Kisah Wati, 15 Tahun Jualan Kerupuk Ubi di Jalanan Kota Palu

Penulis: abdul humul faaiz
Editor: Imam Wahyudi
AA

Text Sizes

Medium

Large

Larger

Wati saat menjual keruouk ubi di simpang empat Jl.Moh Hatta, Kota Palu, Sulawesi Tengah, Mingu (17/3/2019). (Tribunpalu.com/Abdul Humul Faaiz).

TRIBUNPALU.COM, PALU - Tak terasa 15 tahun lamanya Wati (55) berjuang hidup di Palu, Sulawesi Tengah.

Setiap harinya, ia menjual kerupuk ubi di simpang empat Jalan Mohammad Hatta, Kota Palu, untuk menghidupi keluarganya.

Kerupuk ubi yang dijajakkannya tersebut, bukan dibuatnya sendiri.

"Bukan bikinan sendiri ini, saya beli di pasar, cuman saya jual lagi," katanya kepada Tribunpalu.com, Minggu (17/3/2019).

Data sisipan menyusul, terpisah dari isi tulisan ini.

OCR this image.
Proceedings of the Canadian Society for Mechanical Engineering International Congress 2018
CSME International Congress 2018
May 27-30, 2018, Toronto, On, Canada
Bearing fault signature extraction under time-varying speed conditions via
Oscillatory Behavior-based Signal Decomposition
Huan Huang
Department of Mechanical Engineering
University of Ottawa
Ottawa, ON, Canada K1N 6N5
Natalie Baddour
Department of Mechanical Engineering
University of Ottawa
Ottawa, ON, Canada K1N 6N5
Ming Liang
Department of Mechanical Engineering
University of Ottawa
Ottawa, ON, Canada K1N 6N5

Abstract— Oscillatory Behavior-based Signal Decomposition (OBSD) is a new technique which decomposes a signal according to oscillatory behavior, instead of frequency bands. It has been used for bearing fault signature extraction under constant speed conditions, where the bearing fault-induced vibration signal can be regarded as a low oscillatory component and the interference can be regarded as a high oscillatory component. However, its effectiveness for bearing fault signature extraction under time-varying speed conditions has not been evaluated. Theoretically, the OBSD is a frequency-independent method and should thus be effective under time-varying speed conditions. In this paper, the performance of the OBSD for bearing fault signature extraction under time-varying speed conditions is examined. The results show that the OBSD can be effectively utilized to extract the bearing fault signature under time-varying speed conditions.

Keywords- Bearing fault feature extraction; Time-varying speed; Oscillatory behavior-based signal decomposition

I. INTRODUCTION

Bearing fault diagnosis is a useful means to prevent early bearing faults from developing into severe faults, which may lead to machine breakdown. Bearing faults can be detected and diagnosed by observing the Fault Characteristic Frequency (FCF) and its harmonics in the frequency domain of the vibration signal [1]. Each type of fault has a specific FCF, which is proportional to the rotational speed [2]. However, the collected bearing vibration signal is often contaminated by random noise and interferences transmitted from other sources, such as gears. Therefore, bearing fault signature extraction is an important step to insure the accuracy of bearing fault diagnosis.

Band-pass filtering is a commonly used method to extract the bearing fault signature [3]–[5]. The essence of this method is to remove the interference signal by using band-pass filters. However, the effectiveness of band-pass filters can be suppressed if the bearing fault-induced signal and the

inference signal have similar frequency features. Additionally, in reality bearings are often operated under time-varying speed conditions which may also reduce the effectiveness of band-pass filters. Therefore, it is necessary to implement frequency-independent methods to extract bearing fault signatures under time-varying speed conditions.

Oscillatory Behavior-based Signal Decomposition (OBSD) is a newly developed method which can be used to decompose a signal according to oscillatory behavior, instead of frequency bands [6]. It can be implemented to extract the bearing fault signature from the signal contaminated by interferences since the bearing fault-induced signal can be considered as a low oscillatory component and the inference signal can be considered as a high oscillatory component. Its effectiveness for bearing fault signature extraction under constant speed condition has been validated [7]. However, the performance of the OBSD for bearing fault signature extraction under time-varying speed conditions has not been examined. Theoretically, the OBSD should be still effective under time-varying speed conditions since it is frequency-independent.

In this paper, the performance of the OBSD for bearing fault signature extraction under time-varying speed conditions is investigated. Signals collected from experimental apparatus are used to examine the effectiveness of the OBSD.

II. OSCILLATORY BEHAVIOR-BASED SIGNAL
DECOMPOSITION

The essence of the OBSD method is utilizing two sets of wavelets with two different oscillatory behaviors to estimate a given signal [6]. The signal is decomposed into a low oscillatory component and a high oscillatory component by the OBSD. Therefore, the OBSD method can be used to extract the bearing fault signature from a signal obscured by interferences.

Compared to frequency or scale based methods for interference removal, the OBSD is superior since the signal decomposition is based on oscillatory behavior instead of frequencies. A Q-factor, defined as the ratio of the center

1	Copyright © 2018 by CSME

Wati mengatakan, ia menjual kerupuk di Kota Palu sejak 2011.

Mulai berkeliling dari rumah ke rumah, hingga ia berjualan di beberapa lampu merah Kota Palu.

Wati berjualan kerupuk bersama anak sulungnya Nur Halima.

Nur Halima selalu setia menemaninya setiap hari.

Bersama Nur Halima, Wati berjualan sejak pukul 08.00 hingga pukul 15.00 Wita.

"Saya siapkan 60 kerupuk setiap hari dan selalu habis," akunya.

Untuk satu bungkus kerupuk ubi, Wati menjualnya seharga Rp.5000.

Bukan hanya keruouk, Wati juga menjual tisu khusus para pengendara mobil.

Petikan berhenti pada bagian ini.